使用方法:http://www.voidcn.com/article/p-gvogohdn-bqy.html
例如:
测试写:$ bin/hadoop jar share/hadoop/mapreduce/hadoop-mapreduce-client-jobclient-2.7.3.jar TestDFSIO -write -nrFiles 10 -size 1000MB
测试读:$ bin/hadoop jar share/hadoop/mapreduce/hadoop-mapreduce-client-jobclient-2.7.3.jar TestDFSIO -read -nrFiles 10 -size 10
另外一个用来测试集群性能的基准测试工具TeraSort,也是hadoop自带的,该工具通过对1TB的数据进行排序作为基准,来测试集群性能。

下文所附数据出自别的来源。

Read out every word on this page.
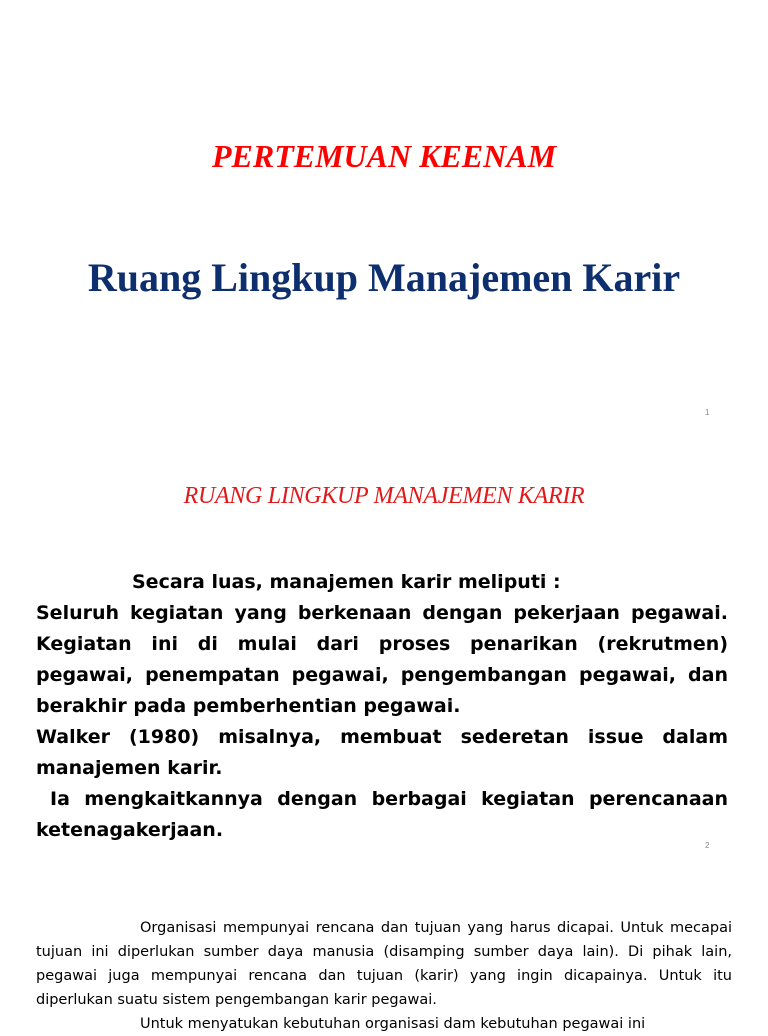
PERTEMUAN KEENAM
Ruang Lingkup Manajemen Karir
1
RUANG LINGKUP MANAJEMEN KARIR

Secara luas, manajemen karir meliputi :

Seluruh kegiatan yang berkenaan dengan pekerjaan pegawai. Kegiatan ini di mulai dari proses penarikan (rekrutmen) pegawai, penempatan pegawai, pengembangan pegawai, dan berakhir pada pemberhentian pegawai.

Walker (1980) misalnya, membuat sederetan issue dalam manajemen karir.

Ia mengkaitkannya dengan berbagai kegiatan perencanaan ketenagakerjaan.

2

Organisasi mempunyai rencana dan tujuan yang harus dicapai. Untuk mecapai tujuan ini diperlukan sumber daya manusia (disamping sumber daya lain). Di pihak lain, pegawai juga mempunyai rencana dan tujuan (karir) yang ingin dicapainya. Untuk itu diperlukan suatu sistem pengembangan karir pegawai.

Untuk menyatukan kebutuhan organisasi dam kebutuhan pegawai ini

TeraSort工具分为三部分:TeraGen生成数据,TeraSort执行排序,TeraValidate执行验证。
先生产1TB数据,执行TeraGen:
$ bin/hadoop jar share/hadoop/mapreduce/hadoop-mapreduce-examples-2.7.3.jar teragen 10000000000 /user/data/terasortinput
注意:这里的路径/user/data/terasortinput 是HDFS上的路径。
执行TeraSort:
$ bin/hadoop jar share/hadoop/mapreduce/hadoop-mapreduce-examples-2.7.3.jar terasort /user/data/terasortinput /user/data/terasortoutput
执行验证:
$ bin/hadoop jar share/hadoop/mapreduce/hadoop-mapreduce-examples-2.7.3.jar teravalidate /user/data/terasortoutput/user/data/terasortvalidate
其他的测试工具:
Inter的HiBench
hadoop GridMix:hadoop自带的测试工具
TPC-DS:广泛应用于SQL on Hadoop的产品评测
Berkeley BigDataBench:随着Spark的推出,由AMPLab开发的一套大数据基准测试工具,官网:https://amplab.cs.berkeley.edu/benchmark/
测试磁盘i/o速度
$hdparm -t /dev/sda1
至少大于70MB/s以上的速度